The VIX index fluctuated during the coronavirus crisis to levels that had not been since the financial crisis of 2008. This resulted in a number of ETFs and ETNs that track the VIX index to jump wildly in price. Some of these indexes were leveraged, resulting in even sharper fluctuations and providing riskier opportunities for profits and losses.
During March 2020, the VIX index — which charts the 30-day implied volatility of the S&P 500 based on index options — went above $82, an all time-record that exceeded the $80.86 recorded in late 2008. In the days that have followed however the index dipped reaching a level of 56.14 one month later.
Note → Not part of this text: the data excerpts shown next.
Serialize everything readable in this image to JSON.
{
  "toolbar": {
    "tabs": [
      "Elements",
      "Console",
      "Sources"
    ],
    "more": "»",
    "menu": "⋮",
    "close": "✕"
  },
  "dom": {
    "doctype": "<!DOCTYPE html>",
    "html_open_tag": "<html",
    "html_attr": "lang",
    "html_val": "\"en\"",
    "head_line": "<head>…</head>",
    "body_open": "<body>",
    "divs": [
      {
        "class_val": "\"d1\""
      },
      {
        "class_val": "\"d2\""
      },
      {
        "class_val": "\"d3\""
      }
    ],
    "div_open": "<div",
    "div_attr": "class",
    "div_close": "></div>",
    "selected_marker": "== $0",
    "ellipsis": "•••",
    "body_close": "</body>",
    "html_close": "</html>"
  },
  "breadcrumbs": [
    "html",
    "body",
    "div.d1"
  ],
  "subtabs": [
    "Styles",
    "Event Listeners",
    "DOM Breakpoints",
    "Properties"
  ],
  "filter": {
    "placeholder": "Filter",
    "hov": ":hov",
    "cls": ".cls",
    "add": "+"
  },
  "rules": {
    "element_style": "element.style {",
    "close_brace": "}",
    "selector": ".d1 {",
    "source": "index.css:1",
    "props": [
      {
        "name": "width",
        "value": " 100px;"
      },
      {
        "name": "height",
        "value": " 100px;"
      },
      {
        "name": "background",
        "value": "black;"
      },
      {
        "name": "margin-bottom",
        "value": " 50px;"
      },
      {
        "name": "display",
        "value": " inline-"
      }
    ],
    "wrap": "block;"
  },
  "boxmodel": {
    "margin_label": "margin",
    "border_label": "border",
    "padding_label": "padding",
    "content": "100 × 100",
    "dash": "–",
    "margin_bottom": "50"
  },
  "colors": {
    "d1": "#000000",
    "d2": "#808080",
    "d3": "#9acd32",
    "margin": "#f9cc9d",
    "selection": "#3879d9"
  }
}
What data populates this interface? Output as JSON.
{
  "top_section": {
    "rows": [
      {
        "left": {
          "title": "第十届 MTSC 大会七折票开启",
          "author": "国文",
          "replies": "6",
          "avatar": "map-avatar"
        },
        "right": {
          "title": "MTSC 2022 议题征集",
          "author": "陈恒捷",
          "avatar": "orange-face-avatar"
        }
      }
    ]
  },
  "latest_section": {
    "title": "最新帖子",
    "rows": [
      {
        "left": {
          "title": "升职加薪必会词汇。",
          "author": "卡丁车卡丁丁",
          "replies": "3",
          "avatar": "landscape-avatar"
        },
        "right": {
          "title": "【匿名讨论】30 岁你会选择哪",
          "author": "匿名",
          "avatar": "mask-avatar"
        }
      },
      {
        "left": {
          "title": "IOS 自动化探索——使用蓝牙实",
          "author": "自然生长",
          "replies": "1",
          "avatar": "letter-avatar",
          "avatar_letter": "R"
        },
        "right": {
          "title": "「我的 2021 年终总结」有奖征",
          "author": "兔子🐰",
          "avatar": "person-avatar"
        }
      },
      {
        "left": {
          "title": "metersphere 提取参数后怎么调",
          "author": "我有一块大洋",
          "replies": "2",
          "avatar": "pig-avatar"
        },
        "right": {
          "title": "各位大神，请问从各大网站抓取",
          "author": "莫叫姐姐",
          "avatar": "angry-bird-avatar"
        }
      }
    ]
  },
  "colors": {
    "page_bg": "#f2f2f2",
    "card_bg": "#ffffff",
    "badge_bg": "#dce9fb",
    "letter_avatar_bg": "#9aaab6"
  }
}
Despite the recent dip, for those searching for volatility, the index has generated many opportunities during the coronavirus pandemic. Furthermore, the iPath S&P 500 VIX Short-Term Futures ETN [VXX] — designed to offer exposure to VIX futures contracts — rose by 391% from the 20th February to the 18th March, before dropping again.
For those interested in volatility trading with a higher appetite for risk and who want even greater exposure to the index, the ProShares Ultra VIX Short-Term Futures [UVXY] grew by more than 880% over the same three-week period. This ETF provides leveraged exposure to the S&P 500 VIX Short-Term Futures Index.
Furthermore, since the start of the year, the VelocityShares Daily 2x VIX Short-Term ETN [TVIX] — which provides a two-times leveraged exposure to an index comprised of first- and second-month VIX futures positions — has climbed 664% since the start of the year, according to Reuters, peaking at the 806 level on the 18th March, up 1712% YTD at that point.